SEOUL • A professor whose book about Japan's World War II-era military brothels angered Korean women who once worked there was acquitted this week of defaming the women.
The professor of Japanese literature at Sejong University in Seoul, Professor Park Yu Ha, published Comfort Women Of The Empire in 2013. She has since faced civil and criminal complaints from nine South Korean women who said they were forced to work at the brothels during the war.
A year ago, Prof Park lost a civil lawsuit when a court said she had defamed the women with "false" and "distorted" content in her book and ordered her to pay 10 million won (S$12,200) to each of the nine women. But on Wednesday, she won the criminal case.
In a case closely followed by the South Korean news media, a judge in Seoul's Eastern District Court ruled that her academic freedom must be protected.
"The opinions the defendant expressed in her book can invite criticism and objections and can even be abused by those who deny that the comfort women were forcibly mobilised," said Judge Lee Sang Yoon.
"But academic expressions must be protected not only when they are right but also when they are wrong."
Judge Lee said Prof Park's book should ultimately be judged by academics and citizens through free debate.

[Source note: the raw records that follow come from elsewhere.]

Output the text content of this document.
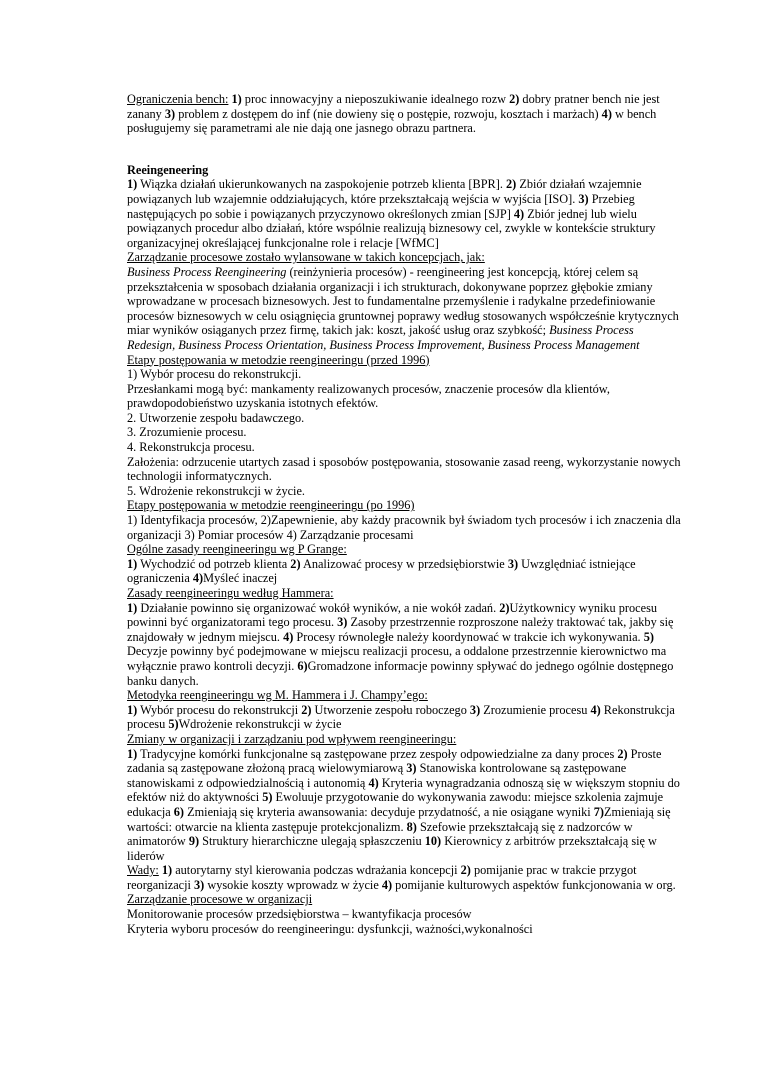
Ograniczenia bench: 1) proc innowacyjny a nieposzukiwanie idealnego rozw 2) dobry pratner bench nie jest zanany 3) problem z dostępem do inf (nie dowieny się o postępie, rozwoju, kosztach i marżach) 4) w bench posługujemy się parametrami ale nie dają one jasnego obrazu partnera.

Reeingeneering

1) Wiązka działań ukierunkowanych na zaspokojenie potrzeb klienta [BPR]. 2) Zbiór działań wzajemnie powiązanych lub wzajemnie oddziałujących, które przekształcają wejścia w wyjścia [ISO]. 3) Przebieg następujących po sobie i powiązanych przyczynowo określonych zmian [SJP] 4) Zbiór jednej lub wielu powiązanych procedur albo działań, które wspólnie realizują biznesowy cel, zwykle w kontekście struktury organizacyjnej określającej funkcjonalne role i relacje [WfMC]

Zarządzanie procesowe zostało wylansowane w takich koncepcjach, jak:

Business Process Reengineering (reinżynieria procesów) - reengineering jest koncepcją, której celem są przekształcenia w sposobach działania organizacji i ich strukturach, dokonywane poprzez głębokie zmiany wprowadzane w procesach biznesowych. Jest to fundamentalne przemyślenie i radykalne przedefiniowanie procesów biznesowych w celu osiągnięcia gruntownej poprawy według stosowanych współcześnie krytycznych miar wyników osiąganych przez firmę, takich jak: koszt, jakość usług oraz szybkość; Business Process Redesign, Business Process Orientation, Business Process Improvement, Business Process Management

Etapy postępowania w metodzie reengineeringu (przed 1996)

1) Wybór procesu do rekonstrukcji.

Przesłankami mogą być: mankamenty realizowanych procesów, znaczenie procesów dla klientów, prawdopodobieństwo uzyskania istotnych efektów.

2. Utworzenie zespołu badawczego.

3. Zrozumienie procesu.

4. Rekonstrukcja procesu.

Założenia: odrzucenie utartych zasad i sposobów postępowania, stosowanie zasad reeng, wykorzystanie nowych technologii informatycznych.

5. Wdrożenie rekonstrukcji w życie.

Etapy postępowania w metodzie reengineeringu (po 1996)

1) Identyfikacja procesów, 2)Zapewnienie, aby każdy pracownik był świadom tych procesów i ich znaczenia dla organizacji 3) Pomiar procesów 4) Zarządzanie procesami

Ogólne zasady reengineeringu wg P Grange:

1) Wychodzić od potrzeb klienta 2) Analizować procesy w przedsiębiorstwie 3) Uwzględniać istniejące ograniczenia 4)Myśleć inaczej

Zasady reengineeringu według Hammera:

1) Działanie powinno się organizować wokół wyników, a nie wokół zadań. 2)Użytkownicy wyniku procesu powinni być organizatorami tego procesu. 3) Zasoby przestrzennie rozproszone należy traktować tak, jakby się znajdowały w jednym miejscu. 4) Procesy równoległe należy koordynować w trakcie ich wykonywania. 5) Decyzje powinny być podejmowane w miejscu realizacji procesu, a oddalone przestrzennie kierownictwo ma wyłącznie prawo kontroli decyzji. 6)Gromadzone informacje powinny spływać do jednego ogólnie dostępnego banku danych.

Metodyka reengineeringu wg M. Hammera i J. Champy’ego:

1) Wybór procesu do rekonstrukcji 2) Utworzenie zespołu roboczego 3) Zrozumienie procesu 4) Rekonstrukcja procesu 5)Wdrożenie rekonstrukcji w życie

Zmiany w organizacji i zarządzaniu pod wpływem reengineeringu:

1) Tradycyjne komórki funkcjonalne są zastępowane przez zespoły odpowiedzialne za dany proces 2) Proste zadania są zastępowane złożoną pracą wielowymiarową 3) Stanowiska kontrolowane są zastępowane stanowiskami z odpowiedzialnością i autonomią 4) Kryteria wynagradzania odnoszą się w większym stopniu do efektów niż do aktywności 5) Ewoluuje przygotowanie do wykonywania zawodu: miejsce szkolenia zajmuje edukacja 6) Zmieniają się kryteria awansowania: decyduje przydatność, a nie osiągane wyniki 7)Zmieniają się wartości: otwarcie na klienta zastępuje protekcjonalizm. 8) Szefowie przekształcają się z nadzorców w animatorów 9) Struktury hierarchiczne ulegają spłaszczeniu 10) Kierownicy z arbitrów przekształcają się w liderów

Wady: 1) autorytarny styl kierowania podczas wdrażania koncepcji 2) pomijanie prac w trakcie przygot reorganizacji 3) wysokie koszty wprowadz w życie 4) pomijanie kulturowych aspektów funkcjonowania w org.

Zarządzanie procesowe w organizacji

Monitorowanie procesów przedsiębiorstwa – kwantyfikacja procesów

Kryteria wyboru procesów do reengineeringu: dysfunkcji, ważności,wykonalności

Prosecutors, who had asked the court to sentence Prof Park to three years in prison, have a week to appeal against the verdict.

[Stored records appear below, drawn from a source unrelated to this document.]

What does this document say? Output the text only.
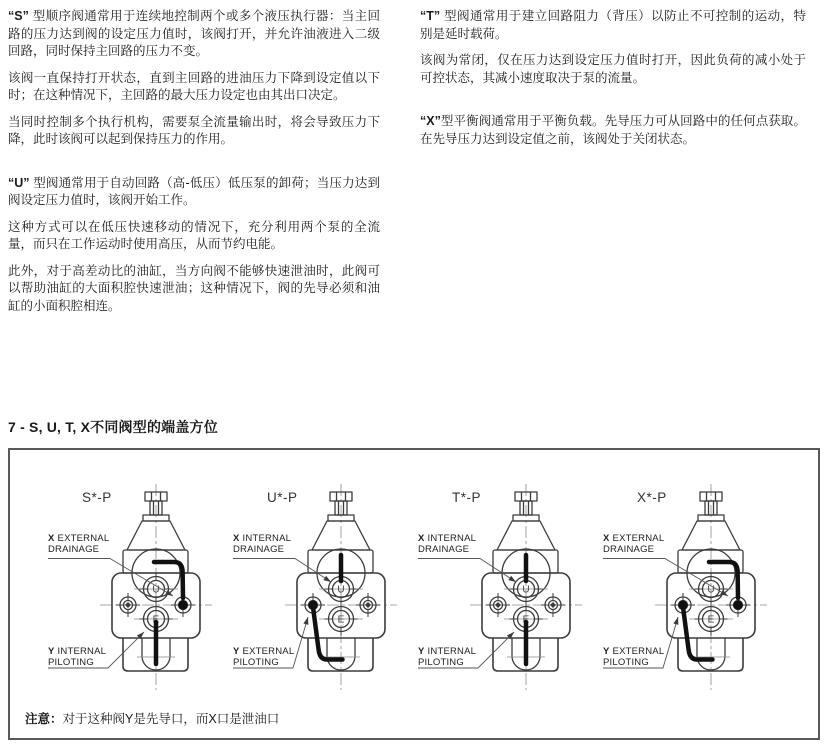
“S” 型顺序阀通常用于连续地控制两个或多个液压执行器：当主回路的压力达到阀的设定压力值时，该阀打开，并允许油液进入二级回路，同时保持主回路的压力不变。

该阀一直保持打开状态，直到主回路的进油压力下降到设定值以下时；在这种情况下，主回路的最大压力设定也由其出口决定。

当同时控制多个执行机构，需要泵全流量输出时，将会导致压力下降，此时该阀可以起到保持压力的作用。

“U” 型阀通常用于自动回路（高-低压）低压泵的卸荷；当压力达到阀设定压力值时，该阀开始工作。

这种方式可以在低压快速移动的情况下，充分利用两个泵的全流量，而只在工作运动时使用高压，从而节约电能。

此外，对于高差动比的油缸，当方向阀不能够快速泄油时，此阀可以帮助油缸的大面积腔快速泄油；这种情况下，阀的先导必须和油缸的小面积腔相连。

“T” 型阀通常用于建立回路阻力（背压）以防止不可控制的运动，特别是延时载荷。

该阀为常闭，仅在压力达到设定压力值时打开，因此负荷的减小处于可控状态，其减小速度取决于泵的流量。

“X”型平衡阀通常用于平衡负载。先导压力可从回路中的任何点获取。在先导压力达到设定值之前，该阀处于关闭状态。

7 - S, U, T, X不同阀型的端盖方位
U
E
S*-P
X EXTERNAL
DRAINAGE
Y INTERNAL
PILOTING
U
E
U*-P
X INTERNAL
DRAINAGE
Y EXTERNAL
PILOTING
U
E
T*-P
X INTERNAL
DRAINAGE
Y INTERNAL
PILOTING
U
E
X*-P
X EXTERNAL
DRAINAGE
Y EXTERNAL
PILOTING
注意：对于这种阀Y是先导口，而X口是泄油口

When the judge read the verdict on Wednesday, 89-year-old Lee Yong Soo, one of the nine women, stood up and denounced it. She also called Prof Park a "pro-Japanese traitor", according to South Korean news reports.
The author welcomed the decision and said she had been fighting not against the women but against their advocates - including local academics and journalists - who she said would not tolerate any opinions different from the mainstream narrative about the women.
Many intellectuals in South Korea and Japan have warned that Prof Park's legal troubles illustrated how dangerous it can be to challenge conventional wisdom in South Korea about historically delicate issues.
In her book, Prof Park called for a more comprehensive view of the women in the brothels, euphemistically referred to by the Japanese as "comfort women".
They have been widely described in official South Korean history as young women forced or lured into sexual slavery. Prof Park argues that such a picture was only partly true.
She wrote that there was no evidence that the Japanese government was officially involved in, and therefore legally responsible for, forcibly recruiting the women from Korea, then a colony of Japan.
She said Korean collaborators, as well as private Japanese recruiters, were mainly responsible for placing Korean women, sometimes through coercion, in the "comfort stations".
She also said that life there included both rape and prostitution, and that some women developed a "comrade-like relationship" with Japanese soldiers.
Her critics in South Korea, including historians and former sex slaves, accuse her of selectively choosing historical data to parrot a view that many Japanese take on the issue.